Both AMD TrueAudio and AMD's Unified Video Decoder (UVD) are based on the Cadence Tensilica Xtensa processor, which was originally licensed by ATI Technologies Inc. in 2004.

=== List of Xilleon-branded SoCs ===

| x210D/H |  |
| x220 |  |
| x225 |  |
| x226S/H | Similar to x225 but with additional video scalers/mixers and a third serial port. |
| x240 | Integrated digital and analog TV tuner. No external PCI or EIDE. Single memory channel. |
| x260 |  |

== History ==
Owner's of the brand Xilleon were ATI Technologies, later Advanced Micro Devices, now Broadcom.

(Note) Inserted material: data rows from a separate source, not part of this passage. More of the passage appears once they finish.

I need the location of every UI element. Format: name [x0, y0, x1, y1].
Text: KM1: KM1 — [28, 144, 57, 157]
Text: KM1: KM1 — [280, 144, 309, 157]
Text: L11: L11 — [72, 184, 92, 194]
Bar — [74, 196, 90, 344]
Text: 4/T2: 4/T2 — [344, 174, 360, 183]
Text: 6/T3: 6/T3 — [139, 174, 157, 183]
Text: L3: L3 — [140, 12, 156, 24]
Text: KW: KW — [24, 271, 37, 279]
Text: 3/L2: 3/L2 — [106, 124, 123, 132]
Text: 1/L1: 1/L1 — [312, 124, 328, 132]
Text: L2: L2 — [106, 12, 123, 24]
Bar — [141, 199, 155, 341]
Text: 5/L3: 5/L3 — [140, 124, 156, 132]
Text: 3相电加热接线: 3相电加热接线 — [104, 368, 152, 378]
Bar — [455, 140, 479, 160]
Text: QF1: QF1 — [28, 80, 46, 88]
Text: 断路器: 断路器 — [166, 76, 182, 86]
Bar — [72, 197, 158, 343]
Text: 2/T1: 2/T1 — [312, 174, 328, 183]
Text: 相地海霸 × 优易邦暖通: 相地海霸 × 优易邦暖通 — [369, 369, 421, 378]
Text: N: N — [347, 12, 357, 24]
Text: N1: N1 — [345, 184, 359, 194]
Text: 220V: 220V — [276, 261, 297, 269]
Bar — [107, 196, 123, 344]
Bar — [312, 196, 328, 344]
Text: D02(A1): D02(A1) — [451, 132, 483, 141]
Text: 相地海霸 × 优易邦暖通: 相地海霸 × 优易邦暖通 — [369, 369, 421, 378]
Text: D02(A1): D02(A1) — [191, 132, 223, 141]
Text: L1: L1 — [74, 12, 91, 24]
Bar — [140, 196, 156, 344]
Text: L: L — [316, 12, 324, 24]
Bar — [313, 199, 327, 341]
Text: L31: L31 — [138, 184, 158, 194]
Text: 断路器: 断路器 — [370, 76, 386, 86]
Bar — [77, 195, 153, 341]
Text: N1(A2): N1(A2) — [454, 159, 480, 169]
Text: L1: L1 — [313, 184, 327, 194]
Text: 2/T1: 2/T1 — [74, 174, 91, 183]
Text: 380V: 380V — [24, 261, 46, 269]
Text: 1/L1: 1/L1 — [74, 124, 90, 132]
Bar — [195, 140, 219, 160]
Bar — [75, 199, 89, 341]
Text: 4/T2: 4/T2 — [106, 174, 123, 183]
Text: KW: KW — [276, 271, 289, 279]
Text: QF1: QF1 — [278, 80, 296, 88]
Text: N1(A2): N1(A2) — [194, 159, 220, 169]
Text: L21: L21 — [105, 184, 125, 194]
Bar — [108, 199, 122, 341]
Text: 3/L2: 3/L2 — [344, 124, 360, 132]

While AMD announced the completion of acquisition of ATI Technologies on the third quarter of 2006, the Xilleon products would be sold under the AMD brand as AMD Xilleon.

On August 25, 2008, the Xilleon line was sold to the semiconductor company Broadcom.

A new line of Xilleon video processors for flat panel LCD TVs, named as Xilleon panel processors with four models 410, 411, 420 and 421, were announced on CES 2008. Supporting 1080p video resolution and featuring Technology advanced motion estimation, motion compensation and frame rate conversion technology based on enhanced phase-plane correlation technology, which converts 24 or 60 Hz input video signals to 100 or 120 Hz refresh rates used in most of the LCD TVs by creating additional frames to form a smoother motion.

AMD had signed an agreement with DivX, Inc. to allow several of the future Xilleon video processors to implement hardware DivX video decoding with DivX certification in January 2008. However, as a result of company restructuring, AMD has divested the digital TV chipset business starting from the second quarter of 2008.